Sure enough, opening one of the boxes, I discovered a small collection of faded colored photographs that appear to have been taken in the mid 1960’s. Instantly, I was transported back in time to my childhood living room. There was that big old television – with its folding doors which protected me from Mighty Mouse as he burst onto the screen at the opening of each episode. And there was my brother, mid-afternoon, still in his bathrobe, clowning with my uncle and neighborhood friends. It’s amazing how many wonderful memories can emanate from one old photograph.
It’s a shame some of the photos and letters I found in the box were so faded. Luckily several letters were fairly legible and the photos still had some color to them. I especially enjoyed reading the letters my middle brother Stephen wrote me while he was away at college. Twelve years my senior, his writing conveyed levity, tenderness and love.
I must admit, reading the part where he asked me if I wanted to “play house” was a little creepy. Back in those days however, little girls loved to “play house.” There was nothing wrong with my brother wanting me to visit and help him straighten up his apartment; I was good at cooking, cleaning and ironing even at the tender age of 8. Other notations regarding schoolwork, music, friends, pets, and especially about my father were heartwarming. (Curious why he mentioned “witch” in both letters…I was always an “angel!”)
The last few years have been challenging for my brother. He faced a series of unexpected and unpleasant situations. I pray my brother continues to heal and hope revisiting these letters brings a smile to his face. We may live many miles apart, but he, along with my other brothers and sisters, are always close to my heart.
Discovering these priceless memories help me realize how truly blessed I am. These are feelings I didn’t recognize as a child. Today, everything is quick – a text here, a tweet or status update there. How many people actually take the time to sit down and write a letter? Not many. Life is so fast-paced that we often don’t realize how much we are missing. A simple note or letter is able to bring so much joy to another person, joy that brief electronic communication fails to convey.
I never did finish the letter to my brother; I wonder what I would have said next…but it would have ended with “Love, your sister Marybeth” (that’s now my alias!)

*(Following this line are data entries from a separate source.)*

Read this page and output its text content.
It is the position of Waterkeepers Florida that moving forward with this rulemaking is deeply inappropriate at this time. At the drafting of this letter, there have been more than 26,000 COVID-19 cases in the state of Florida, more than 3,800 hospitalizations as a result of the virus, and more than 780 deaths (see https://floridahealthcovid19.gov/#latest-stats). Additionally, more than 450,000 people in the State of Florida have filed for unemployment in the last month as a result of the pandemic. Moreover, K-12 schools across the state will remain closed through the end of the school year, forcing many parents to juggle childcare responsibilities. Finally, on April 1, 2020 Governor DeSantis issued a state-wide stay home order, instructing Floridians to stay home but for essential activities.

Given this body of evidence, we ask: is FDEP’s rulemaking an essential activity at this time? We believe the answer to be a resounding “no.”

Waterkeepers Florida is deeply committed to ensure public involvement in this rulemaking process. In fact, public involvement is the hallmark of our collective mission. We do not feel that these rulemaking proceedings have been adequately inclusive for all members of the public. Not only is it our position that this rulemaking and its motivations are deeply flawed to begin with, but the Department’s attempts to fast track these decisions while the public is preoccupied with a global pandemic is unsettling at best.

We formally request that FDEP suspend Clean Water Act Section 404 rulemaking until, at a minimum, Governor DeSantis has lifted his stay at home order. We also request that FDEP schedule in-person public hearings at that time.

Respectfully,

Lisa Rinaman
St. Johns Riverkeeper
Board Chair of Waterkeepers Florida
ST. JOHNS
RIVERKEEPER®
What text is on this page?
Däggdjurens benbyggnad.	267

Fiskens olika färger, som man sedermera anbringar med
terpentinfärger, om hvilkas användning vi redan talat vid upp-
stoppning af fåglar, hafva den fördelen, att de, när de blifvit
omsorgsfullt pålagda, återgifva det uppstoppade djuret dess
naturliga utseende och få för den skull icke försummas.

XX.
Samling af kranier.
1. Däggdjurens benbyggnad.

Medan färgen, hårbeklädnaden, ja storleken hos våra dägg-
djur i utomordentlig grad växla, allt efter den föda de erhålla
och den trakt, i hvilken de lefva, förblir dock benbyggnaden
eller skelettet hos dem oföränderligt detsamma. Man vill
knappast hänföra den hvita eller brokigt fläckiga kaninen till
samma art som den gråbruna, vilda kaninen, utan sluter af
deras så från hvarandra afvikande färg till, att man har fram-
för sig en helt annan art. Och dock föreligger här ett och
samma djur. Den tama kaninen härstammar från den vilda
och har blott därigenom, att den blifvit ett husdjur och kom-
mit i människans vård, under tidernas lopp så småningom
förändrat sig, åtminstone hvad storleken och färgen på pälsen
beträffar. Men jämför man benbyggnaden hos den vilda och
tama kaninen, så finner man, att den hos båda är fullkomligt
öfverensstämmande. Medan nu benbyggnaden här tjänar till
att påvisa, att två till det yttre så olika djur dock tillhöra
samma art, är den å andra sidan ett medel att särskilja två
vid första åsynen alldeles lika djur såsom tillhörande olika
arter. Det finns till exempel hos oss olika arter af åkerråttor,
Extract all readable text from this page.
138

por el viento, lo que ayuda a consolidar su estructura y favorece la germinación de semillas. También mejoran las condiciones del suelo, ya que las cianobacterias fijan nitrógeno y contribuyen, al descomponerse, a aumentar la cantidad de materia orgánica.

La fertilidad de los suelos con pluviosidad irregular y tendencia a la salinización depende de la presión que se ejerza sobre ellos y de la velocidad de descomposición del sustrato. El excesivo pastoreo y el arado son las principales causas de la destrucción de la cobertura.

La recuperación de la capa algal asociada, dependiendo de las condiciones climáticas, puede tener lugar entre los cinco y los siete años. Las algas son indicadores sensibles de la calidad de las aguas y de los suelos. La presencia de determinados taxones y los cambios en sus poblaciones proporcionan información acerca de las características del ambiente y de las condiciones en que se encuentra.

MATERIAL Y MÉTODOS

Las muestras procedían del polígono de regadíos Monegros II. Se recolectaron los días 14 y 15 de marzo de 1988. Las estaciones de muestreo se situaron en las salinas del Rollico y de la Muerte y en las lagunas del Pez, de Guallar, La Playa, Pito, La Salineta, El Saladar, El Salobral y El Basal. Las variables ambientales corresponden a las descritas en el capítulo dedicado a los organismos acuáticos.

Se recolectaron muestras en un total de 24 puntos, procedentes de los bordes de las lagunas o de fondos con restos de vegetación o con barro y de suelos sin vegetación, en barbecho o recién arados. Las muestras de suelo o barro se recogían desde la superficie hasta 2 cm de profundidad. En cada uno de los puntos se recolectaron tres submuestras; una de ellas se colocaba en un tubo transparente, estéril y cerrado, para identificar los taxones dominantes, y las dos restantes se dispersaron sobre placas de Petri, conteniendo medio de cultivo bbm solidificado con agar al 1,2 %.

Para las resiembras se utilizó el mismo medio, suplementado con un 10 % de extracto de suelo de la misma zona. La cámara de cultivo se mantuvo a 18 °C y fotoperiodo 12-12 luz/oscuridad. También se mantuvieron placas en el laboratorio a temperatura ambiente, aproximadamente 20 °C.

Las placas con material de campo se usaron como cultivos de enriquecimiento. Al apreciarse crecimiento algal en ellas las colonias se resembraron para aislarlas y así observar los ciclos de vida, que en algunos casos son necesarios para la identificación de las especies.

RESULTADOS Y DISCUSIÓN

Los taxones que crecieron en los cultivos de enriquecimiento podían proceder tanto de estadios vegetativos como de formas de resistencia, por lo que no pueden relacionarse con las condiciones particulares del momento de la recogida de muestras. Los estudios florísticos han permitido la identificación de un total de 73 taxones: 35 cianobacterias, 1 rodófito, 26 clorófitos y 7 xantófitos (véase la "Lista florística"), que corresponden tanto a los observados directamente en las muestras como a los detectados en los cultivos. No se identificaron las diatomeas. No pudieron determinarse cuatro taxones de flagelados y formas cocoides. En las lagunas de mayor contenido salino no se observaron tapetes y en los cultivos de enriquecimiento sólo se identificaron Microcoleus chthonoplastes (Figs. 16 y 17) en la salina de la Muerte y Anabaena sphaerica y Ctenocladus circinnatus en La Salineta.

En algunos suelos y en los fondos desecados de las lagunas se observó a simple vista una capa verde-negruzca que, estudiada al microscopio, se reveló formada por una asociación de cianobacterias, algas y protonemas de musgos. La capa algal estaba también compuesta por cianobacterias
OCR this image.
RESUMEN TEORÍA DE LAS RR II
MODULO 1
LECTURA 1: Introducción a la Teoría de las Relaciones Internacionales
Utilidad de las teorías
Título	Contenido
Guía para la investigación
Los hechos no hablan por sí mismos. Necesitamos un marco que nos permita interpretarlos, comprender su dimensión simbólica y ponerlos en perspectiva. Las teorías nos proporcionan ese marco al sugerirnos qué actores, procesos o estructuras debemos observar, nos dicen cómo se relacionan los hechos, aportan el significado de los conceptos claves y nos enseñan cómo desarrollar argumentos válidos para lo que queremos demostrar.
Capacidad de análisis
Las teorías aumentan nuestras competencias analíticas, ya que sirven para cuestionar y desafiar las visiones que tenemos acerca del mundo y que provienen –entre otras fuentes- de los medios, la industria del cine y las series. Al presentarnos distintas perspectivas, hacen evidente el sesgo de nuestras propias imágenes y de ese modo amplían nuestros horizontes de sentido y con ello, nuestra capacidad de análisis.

Call me old-fashioned or traditional, I don’t mind. Sometimes I feel I can’t live without all the new technology and make certain I’m current with it, as best I can be. At other times, I’d rather do things the way I used to, like making bread from scratch rather than using a bread machine (if I had one). Several minutes of vigorous kneading works wonders for a person’s sanity. The treasured little box I found brought me back to basics. I can’t wait to see what other wonderful memories are yet to be revived.